Treatment with 109 significantly improves FXN promoter structure and chromatin accessibility in FRDA. (A) NOMe-Seq data, measuring the nucleosomal footprint in vivo, for two non-FRDA cell lines (CNTR1 and 2), and two FRDA cell lines either treated with 109 or with no drug (DMSO) are shown. The horizontal lines depict the 100-bp region analyzed, which represents the nucleosome depleted region flanking the FXN–TSS at −59 (relative to the ‘A’ in the translational start codon as +1). NOMe-Seq data of eight chromatin fibers per cell line, i.e. n = 16 fibers for each of the three conditions is depicted.
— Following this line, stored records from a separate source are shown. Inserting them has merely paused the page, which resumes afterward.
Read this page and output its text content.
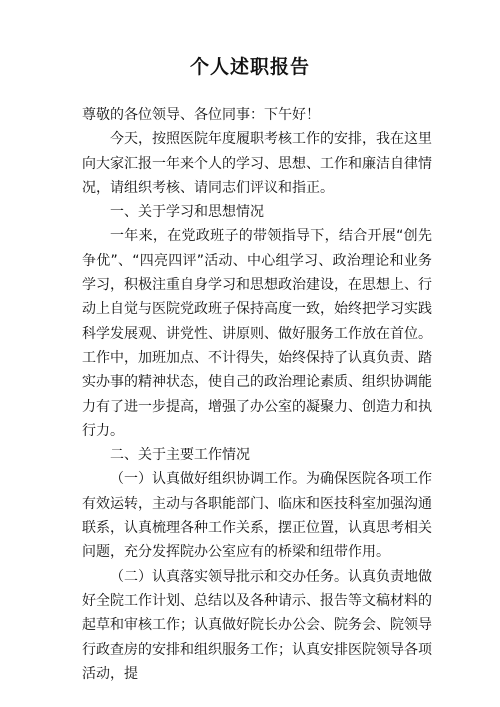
个人述职报告

尊敬的各位领导、各位同事：下午好！

今天，按照医院年度履职考核工作的安排，我在这里向大家汇报一年来个人的学习、思想、工作和廉洁自律情况，请组织考核、请同志们评议和指正。

一、关于学习和思想情况

一年来，在党政班子的带领指导下，结合开展“创先争优”、“四亮四评”活动、中心组学习、政治理论和业务学习，积极注重自身学习和思想政治建设，在思想上、行动上自觉与医院党政班子保持高度一致，始终把学习实践科学发展观、讲党性、讲原则、做好服务工作放在首位。工作中，加班加点、不计得失，始终保持了认真负责、踏实办事的精神状态，使自己的政治理论素质、组织协调能力有了进一步提高，增强了办公室的凝聚力、创造力和执行力。

二、关于主要工作情况

（一）认真做好组织协调工作。为确保医院各项工作有效运转，主动与各职能部门、临床和医技科室加强沟通联系，认真梳理各种工作关系，摆正位置，认真思考相关问题，充分发挥院办公室应有的桥梁和纽带作用。

（二）认真落实领导批示和交办任务。认真负责地做好全院工作计划、总结以及各种请示、报告等文稿材料的起草和审核工作；认真做好院长办公会、院务会、院领导行政查房的安排和组织服务工作；认真安排医院领导各项活动，提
For each of the 48 fibers are shown 17 white/black boxes, which represent accessible/inaccessible GpC sites, respectively. (B) The cumulative NOMe-Seq data of all 48 chromatin fibers, measured at each of 17 GpC dinucleotides within the nucleosome depleted region, are shown with promoter accessibility (%) plotted on the Y-axis. In non-FRDA controls (CNTR) the FXN-TSS is located within a nucleosome depleted region (median accessibility = 37.5%), which is obliterated in FRDA patients (FRDA + DMSO; median accessibility = 6.25%; P < 0.0001 compared with CNTR). Treatment with 109 (FRDA + 109) resulted in a significant, ∼3-fold increase in chromatin accessibility of the nucleosome depleted region (median accessibility = 18.8%; P < 0.0001 compared with FRDA + DMSO).

Figure 6.

Model of reversal of epigenetic FXN promoter silencing in FRDA by a class I HDAC inhibitor. The FXN promoter, which normally has a transcription start site within a nucleosome depleted region, is rendered inaccessible in FRDA because of increased nucleosome density. This results in a severe deficiency of transcriptional initiation in FRDA. Treatment with 109, a class I HDAC inhibitor, results in significantly improved FXN promoter accessibility and promoter activity in FRDA.